Setelah itu dokter menyudahi pemeriksaanya dan meminta Asih untuk duduk di kursi konsultasi dan melakukan percakapan dengan Asih. Gadis yang dari jauh pergi ke rumah sakit sendirian itu tak percaya dan menangis ketika dia keluar dari ruangan dokter.
“Bagaimana ini? bagaimana aku bisa menjelaskan semua ini kepada Furqon?”
Asih pun duduk di sebuah kursi di dekat ruang IGD untuk menenangkan diri. Dia menarik nafas panjang-panjang. Saat Asih berfokus untuk menenangkan diri, sebuah ambulan datang dengan sirine yang kencang. Mereka mengeluarkan seorang wanita yang berbadan besar  itu. Perutnya membuncit dan dia nampak kesakitan. Oh rupanya seorang ibu akan melahirkan, Namun Asih terasa mengenali ibu yang berambut pirang tersebut.
Dia memasuki IGD dan menanyakan pada perawat siapa pasien yang akan melahirkan itu.
“Sus, ada pasien yang  bernama Zoe? eh Zaenab?”
“Iya betul, apa ibu kerabatnya? ibu boleh masuk untuk menemaninya.”

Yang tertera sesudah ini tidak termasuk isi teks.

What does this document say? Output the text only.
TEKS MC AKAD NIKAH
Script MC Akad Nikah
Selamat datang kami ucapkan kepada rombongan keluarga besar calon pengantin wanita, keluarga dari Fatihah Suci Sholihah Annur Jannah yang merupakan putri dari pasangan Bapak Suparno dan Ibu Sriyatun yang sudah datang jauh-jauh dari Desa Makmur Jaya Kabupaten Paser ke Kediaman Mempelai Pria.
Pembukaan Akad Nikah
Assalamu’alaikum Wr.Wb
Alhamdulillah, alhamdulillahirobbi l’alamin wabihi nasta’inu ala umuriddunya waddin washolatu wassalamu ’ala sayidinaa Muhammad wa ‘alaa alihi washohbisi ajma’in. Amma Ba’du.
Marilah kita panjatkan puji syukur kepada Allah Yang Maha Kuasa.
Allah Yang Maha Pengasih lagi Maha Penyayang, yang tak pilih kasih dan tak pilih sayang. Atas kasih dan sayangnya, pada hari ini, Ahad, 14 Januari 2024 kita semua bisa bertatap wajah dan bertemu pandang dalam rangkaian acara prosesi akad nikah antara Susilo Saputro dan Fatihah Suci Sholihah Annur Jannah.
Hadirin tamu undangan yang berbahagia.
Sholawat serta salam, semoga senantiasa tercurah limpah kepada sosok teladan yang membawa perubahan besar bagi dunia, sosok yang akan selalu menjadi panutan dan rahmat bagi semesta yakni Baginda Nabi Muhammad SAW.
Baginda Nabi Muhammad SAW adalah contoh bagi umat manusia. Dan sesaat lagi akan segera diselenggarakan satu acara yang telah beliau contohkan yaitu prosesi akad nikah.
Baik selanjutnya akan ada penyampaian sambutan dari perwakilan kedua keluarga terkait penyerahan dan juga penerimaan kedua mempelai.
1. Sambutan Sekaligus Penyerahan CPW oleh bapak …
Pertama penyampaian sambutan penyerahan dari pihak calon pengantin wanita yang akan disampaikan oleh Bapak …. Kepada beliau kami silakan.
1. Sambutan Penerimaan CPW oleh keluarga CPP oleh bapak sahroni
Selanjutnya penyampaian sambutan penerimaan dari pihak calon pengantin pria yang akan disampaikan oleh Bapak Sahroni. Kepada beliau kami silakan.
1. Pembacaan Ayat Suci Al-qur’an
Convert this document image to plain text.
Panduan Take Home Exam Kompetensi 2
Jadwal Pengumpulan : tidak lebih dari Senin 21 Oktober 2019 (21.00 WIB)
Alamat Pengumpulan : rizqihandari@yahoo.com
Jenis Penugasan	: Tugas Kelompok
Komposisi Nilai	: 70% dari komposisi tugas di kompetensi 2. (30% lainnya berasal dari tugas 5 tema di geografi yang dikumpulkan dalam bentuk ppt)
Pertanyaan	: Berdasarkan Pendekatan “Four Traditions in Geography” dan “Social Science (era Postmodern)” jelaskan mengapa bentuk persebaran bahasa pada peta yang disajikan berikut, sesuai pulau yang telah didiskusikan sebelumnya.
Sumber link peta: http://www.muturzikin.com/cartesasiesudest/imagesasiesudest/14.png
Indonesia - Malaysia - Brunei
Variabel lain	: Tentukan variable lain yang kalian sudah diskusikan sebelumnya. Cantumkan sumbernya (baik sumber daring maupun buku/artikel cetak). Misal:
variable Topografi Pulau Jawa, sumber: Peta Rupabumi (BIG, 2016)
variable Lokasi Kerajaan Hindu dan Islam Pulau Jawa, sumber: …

Asih kaget ketika dia tiba-tiba diminta untuk menemani seorang ibu yang akan melahirkan. Dan benar saja, ketika Asih membuka Gorden yang menutupi prose persalinan itu, muncul soeorang wanita yang merupakan sahabat Asih ketika dia merantau di Jakarta. Zoe langsung tersenyum di tengah dia dalam kesakitan. Asih menghampiri Zoe dan memegang tangan nya. Zoe pun menggenggam tangan Asih dengan kencang. Dia melihat sekeliling dan tidak ada orang lain selain mereka, dokter dan para bidan dan perawat. Nampaknya Zoe kemari sendirian tanpa ada siapapun yang menemaninya.
“Oeek.. Oeek.”
Suara bayi terdengar. Asih yang ikut tegang karena ini pengalamanya menemani seseorang untuk melahirkan. Dia menyeka keringatnya dengan tisu, senyuman tersirat pada muka Asih setelah melihat bayi mungil menggeliat di badan Zoe untuk mencari payudara yang akan dia hisap. Rupanya Zoe datang kemari saat pembukaan lengkap sehingga proses melahirkan terjadi begitu cepat.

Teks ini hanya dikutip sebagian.